US authorities have said they are only asking Apple to hack the single iPhone, and that Apple could destroy the software once it has been used.

“The government says ‘just this once’ and ‘just this phone.’ But the government knows these statements are not true,” Apple said.

Earlier this week a judge in New York unsealed documents detailing a dozen more pending cases in which authorities sought to compel Apple to hack encryption on other devices.

New York prosecutor Cyrus Vance Jr told a television interviewer he wanted the power to access data on encrypted devices in every criminal case, according to the motion.
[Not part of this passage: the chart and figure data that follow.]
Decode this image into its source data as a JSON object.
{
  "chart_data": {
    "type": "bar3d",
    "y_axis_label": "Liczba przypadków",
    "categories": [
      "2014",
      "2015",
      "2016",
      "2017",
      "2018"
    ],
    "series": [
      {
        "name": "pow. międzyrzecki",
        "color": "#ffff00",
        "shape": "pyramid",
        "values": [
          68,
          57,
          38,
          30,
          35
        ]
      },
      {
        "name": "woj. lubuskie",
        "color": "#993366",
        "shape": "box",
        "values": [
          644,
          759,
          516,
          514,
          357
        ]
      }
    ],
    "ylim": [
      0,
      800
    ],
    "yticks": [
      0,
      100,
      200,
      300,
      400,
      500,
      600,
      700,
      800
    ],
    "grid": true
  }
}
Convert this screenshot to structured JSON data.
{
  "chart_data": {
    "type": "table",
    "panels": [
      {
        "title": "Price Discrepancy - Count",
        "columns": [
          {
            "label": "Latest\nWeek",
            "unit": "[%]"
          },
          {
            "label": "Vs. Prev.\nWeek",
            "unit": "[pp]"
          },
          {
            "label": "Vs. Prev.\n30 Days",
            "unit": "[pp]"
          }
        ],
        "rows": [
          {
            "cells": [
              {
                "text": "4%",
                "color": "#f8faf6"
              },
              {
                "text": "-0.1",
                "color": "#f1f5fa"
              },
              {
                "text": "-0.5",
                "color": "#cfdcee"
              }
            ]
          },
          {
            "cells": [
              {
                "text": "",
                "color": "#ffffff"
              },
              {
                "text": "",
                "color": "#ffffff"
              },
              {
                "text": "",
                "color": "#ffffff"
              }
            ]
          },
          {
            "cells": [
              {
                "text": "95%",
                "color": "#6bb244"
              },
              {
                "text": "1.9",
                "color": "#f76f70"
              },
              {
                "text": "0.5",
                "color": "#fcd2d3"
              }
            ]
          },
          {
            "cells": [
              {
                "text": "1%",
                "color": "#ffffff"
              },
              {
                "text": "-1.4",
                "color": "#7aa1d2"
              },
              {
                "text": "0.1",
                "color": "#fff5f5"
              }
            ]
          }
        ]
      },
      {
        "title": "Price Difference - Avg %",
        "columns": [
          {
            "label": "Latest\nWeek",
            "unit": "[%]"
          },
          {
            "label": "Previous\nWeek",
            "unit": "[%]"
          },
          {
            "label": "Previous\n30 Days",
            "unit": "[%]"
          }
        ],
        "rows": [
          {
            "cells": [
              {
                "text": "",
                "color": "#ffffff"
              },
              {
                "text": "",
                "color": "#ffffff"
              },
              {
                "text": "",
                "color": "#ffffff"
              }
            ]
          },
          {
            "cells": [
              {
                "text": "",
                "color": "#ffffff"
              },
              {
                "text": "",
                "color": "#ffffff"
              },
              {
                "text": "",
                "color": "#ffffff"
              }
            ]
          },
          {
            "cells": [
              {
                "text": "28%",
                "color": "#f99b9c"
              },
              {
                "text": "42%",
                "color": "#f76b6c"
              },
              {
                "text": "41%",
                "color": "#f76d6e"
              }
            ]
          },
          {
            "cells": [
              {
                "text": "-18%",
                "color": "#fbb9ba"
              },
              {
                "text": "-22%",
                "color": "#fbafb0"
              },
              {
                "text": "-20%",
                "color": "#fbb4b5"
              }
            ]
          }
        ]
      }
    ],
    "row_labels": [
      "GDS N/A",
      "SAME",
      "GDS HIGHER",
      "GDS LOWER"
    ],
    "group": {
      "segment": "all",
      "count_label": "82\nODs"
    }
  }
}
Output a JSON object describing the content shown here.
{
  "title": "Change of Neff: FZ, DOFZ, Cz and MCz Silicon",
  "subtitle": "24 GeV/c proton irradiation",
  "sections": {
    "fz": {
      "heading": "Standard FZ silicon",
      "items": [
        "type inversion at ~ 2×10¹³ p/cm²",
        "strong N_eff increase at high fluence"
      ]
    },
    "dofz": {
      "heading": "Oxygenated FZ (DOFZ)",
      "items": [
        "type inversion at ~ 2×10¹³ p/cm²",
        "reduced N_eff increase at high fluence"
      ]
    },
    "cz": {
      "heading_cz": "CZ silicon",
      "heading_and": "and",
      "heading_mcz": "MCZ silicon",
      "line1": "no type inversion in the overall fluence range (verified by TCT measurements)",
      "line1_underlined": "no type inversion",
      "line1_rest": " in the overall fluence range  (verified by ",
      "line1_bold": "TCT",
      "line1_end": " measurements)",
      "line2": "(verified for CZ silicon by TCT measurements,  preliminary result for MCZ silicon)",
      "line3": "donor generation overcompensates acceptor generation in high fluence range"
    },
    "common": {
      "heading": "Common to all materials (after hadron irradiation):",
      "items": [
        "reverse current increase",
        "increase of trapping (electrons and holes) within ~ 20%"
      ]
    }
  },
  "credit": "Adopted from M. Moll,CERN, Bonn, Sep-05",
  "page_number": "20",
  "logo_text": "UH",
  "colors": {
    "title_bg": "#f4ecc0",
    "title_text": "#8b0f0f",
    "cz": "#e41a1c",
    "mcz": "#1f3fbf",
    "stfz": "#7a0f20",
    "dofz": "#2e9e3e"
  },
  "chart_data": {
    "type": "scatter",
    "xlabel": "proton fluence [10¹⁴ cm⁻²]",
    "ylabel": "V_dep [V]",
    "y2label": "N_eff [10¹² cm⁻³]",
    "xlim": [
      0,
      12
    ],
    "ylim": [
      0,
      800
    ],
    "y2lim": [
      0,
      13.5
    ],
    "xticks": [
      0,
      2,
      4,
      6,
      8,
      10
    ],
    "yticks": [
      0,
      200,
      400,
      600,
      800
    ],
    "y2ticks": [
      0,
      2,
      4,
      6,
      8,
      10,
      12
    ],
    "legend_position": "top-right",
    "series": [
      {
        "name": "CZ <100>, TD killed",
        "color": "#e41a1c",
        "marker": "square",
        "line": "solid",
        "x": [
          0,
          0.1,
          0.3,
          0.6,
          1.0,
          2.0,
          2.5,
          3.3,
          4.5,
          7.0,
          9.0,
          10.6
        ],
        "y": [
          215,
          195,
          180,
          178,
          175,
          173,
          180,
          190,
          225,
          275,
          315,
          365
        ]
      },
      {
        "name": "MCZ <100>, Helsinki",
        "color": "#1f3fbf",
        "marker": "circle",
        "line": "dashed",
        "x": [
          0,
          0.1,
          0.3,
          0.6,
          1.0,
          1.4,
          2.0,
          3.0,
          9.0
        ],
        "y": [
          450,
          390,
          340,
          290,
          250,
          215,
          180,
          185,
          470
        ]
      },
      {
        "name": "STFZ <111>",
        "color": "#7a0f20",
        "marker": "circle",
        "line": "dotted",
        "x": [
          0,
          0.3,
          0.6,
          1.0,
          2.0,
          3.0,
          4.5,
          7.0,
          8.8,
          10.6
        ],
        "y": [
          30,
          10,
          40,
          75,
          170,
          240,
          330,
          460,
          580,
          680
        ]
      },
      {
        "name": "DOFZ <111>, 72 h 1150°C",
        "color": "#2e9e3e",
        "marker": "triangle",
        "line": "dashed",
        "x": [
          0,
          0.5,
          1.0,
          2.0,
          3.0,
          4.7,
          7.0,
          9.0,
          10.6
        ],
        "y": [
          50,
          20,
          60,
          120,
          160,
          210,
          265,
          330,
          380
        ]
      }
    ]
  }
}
iphone_5s_“This is not a case about one isolated iPhone,” Apple’s motion read. “Rather, this case is about the Department of Justice and the FBI seeking through the courts a dangerous power that Congress and the American people have withheld.”

It pointed that amid a recent public debate over laws defining tech companies’ obligations to law enforcement, US legislators had stopped short of requiring software developers to equip data security systems with back doors for government access.

Technology company chiefs including Facebook, Google and WhatsApp have declared their support for Apple in the case, as have fugitive cyberspying whistleblower Edward Snowden and prominent civil liberties groups.

A recent opinion poll showed 51 per cent of Americans sided with the FBI.

In the motion, Apple argued that forcing it to undermine its own security product violated its constitutional rights and those of its users.

Apple said that compelling it to “create a crippled and insecure product” would only send criminals in search of other encryption methods, while leaving the public exposed to data theft and spying.

In an affidavit attached to the motion, Apple user privacy manager Erik Neuenschwander explained the steps involved in hacking the iPhone in the way the FBI has demanded.

Neuenschwander said it would take a team of Apple engineers weeks to write a new version of the software, incorporating elements that Apple has never included in its operating systems such as the ability to enter passwords digitally rather than manually.

He said safely deploying the software would require the installation of a separate secure, isolated physical facility at Apple to keep it from being copied or leaked.

But Neuenschwander said the government’s suggestion that once deployed, the software could be destroyed, was “fundamentally flawed.”

“The virtual world is not like the physical world. When you destroy something in the physical world, the effort required to recreate it is roughly equivalent to the effort required to create it in the first place,” he said.

“When you create something in the virtual world, the process of creating an exact and perfect copy is as easy as a computer key stroke.”

Even if the code were somehow completely erased, he said, the process to create it would persist in engineers’ knowledge, and so the government-ordered software “would not be truly destroyed.”

A hearing in the case is scheduled for March 22.